If you watch any newscast, or listen to radio news, or read a newspaper, it’s a fair bet that much of the news will revolve around conflict, tragedy, disaster, malfeasance and crime.
  
All those things happen, of course. But is that really news? It's not like we don't know the world is a terrible place. 

What is news these days is when people do good thingswhen things turn out better than we hope or expect, when there is charity, forgiveness, collaboration and cooperation. Why can't we learn more about that?

(And we can do with less of the "gotcha" questions while we're at it, like what has happened recently with the Liberal Government not reaching its target of 10,000 Syrian refugees. 

Instead of celebrating that about 6,000 refugees have come in just a couple of months, the media keeps emphasizing how the government has "failed." Can't they say anything positive? Isn't it remarkable that so many have arrived?)

The point is this: At a time when the media desperately needs circulation (paying customers) to offset the loss of advertising dollars, they may not be offering us any new or compelling reasons to pay up.

Instead, they are just offering more of the same old things. And I think many are done with it. 

The Pope and Good News

I’m not the only one who feels this way. So does the Pope.

In his 2015 year-end address, Pope Francis called on the media to tell more positive and inspirational stories to counterbalance all the evil, violence and hate in the world.

He noted that 2015 had been a difficult year, what with all the “violence, death, unspeakable suffering by so many innocent people, refugees forced to leave their countries, men, women and children without homes, food or means of support,” the Pope said.

But, he added, there have also been “so many great gestures of goodness” to help those in need, “even if they are not on television news programs (because) good things don't make news.”

The World is More than Tragedy

The Pope’s comments echo as the words of British author Alain de Botton in his book The News: A User’s Manual.

Great Britain, he says of his country, is more than what you see on the TV news or read in the newspaper each day.

The British nation “isn’t just a severed head, a mutilated grandmother, three dead girls in a basement, trillions of debt, a double suicide at the railway station and a fatal five-car crash by the coast,” he writes.

It is also “the cloud floating right now over the church spire, the gentle thought in the doctor’s mind, the small child tapping the surface of a newly hardboiled egg while her mother looks on lovingly, the nuclear submarine patrolling the maritime borders with efficiency and courage."

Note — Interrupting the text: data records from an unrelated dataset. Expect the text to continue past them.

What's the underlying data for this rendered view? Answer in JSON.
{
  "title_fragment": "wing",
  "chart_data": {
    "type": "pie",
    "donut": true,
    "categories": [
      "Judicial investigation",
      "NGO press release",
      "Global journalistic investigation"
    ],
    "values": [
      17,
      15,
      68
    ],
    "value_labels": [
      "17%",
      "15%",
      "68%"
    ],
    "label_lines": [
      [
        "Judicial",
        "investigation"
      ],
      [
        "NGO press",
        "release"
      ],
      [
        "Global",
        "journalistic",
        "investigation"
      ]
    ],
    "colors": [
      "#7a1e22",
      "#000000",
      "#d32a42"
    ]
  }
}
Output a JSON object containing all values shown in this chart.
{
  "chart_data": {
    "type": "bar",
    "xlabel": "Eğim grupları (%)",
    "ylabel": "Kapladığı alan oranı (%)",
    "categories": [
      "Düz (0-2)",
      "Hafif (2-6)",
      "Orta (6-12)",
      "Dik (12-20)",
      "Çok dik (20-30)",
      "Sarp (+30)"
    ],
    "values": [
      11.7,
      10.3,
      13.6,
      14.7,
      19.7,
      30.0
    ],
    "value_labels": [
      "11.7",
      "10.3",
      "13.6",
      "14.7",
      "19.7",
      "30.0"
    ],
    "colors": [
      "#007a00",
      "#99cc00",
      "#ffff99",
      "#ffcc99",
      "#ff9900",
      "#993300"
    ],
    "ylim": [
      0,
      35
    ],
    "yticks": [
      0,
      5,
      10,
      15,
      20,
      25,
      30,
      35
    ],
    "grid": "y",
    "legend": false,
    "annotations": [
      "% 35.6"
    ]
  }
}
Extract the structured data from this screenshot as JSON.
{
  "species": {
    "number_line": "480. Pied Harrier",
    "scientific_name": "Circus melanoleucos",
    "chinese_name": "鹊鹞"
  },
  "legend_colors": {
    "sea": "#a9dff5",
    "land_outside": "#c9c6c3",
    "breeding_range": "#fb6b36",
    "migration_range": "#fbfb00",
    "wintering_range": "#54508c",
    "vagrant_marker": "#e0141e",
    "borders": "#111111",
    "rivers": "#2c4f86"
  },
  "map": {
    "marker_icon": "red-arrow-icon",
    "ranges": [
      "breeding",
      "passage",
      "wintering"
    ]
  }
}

All true, but don't expect to learn about it from the media.

Looking for the Helpers

Of course, we shouldn’t be shielded from bad things. And the media doesn't only report bad news. But I think reporters need to work harder at letting us know the world isn’t only tragedy and terror. 

Maybe one reason why we don't get more good news is that it is harder to find.

Bad news, by contrast, needs no help being found. It will always announce itself, whether it’s an explosion, an attack or just the daily police press briefing.

Good news, on the other hand, needs someone to go look for it. It rarely issues press releases. It doesn’t draw attention to itself. 

Someone has to go out and find it.

When Fred Rogers, who grew up to be Mr. Rogers of Mr. Roger’s Neigbourhood on PBS, was a little boy, he would see scary things in the news and worry. When that happened, his mother would say to him: “Look for the helpers. You will always find people who are helping.”
The same thing could be said for the media. When there is violence, crime, disaster and tragedy, tell us about it—but also tell us about the helpers. 
Help us feel good about where we live. Helps us feel connected to others. Give us hope for the future, even if it seems in short supply.

And, where possible, tell us what we can do to make things better.

Showing Another Side of the Story
I'm not suggesting that the media only offer us happy stories all the time. That would be irresponsible.

But maybe, as de Botton suggests, it could make sure to also show another side of the world we live in, a world that “seems sufficiently good, forgiving and sane that one might want to contribute to it.”

And maybe if it reporters did that, more of us might want to pay for a newspaper or watch the news.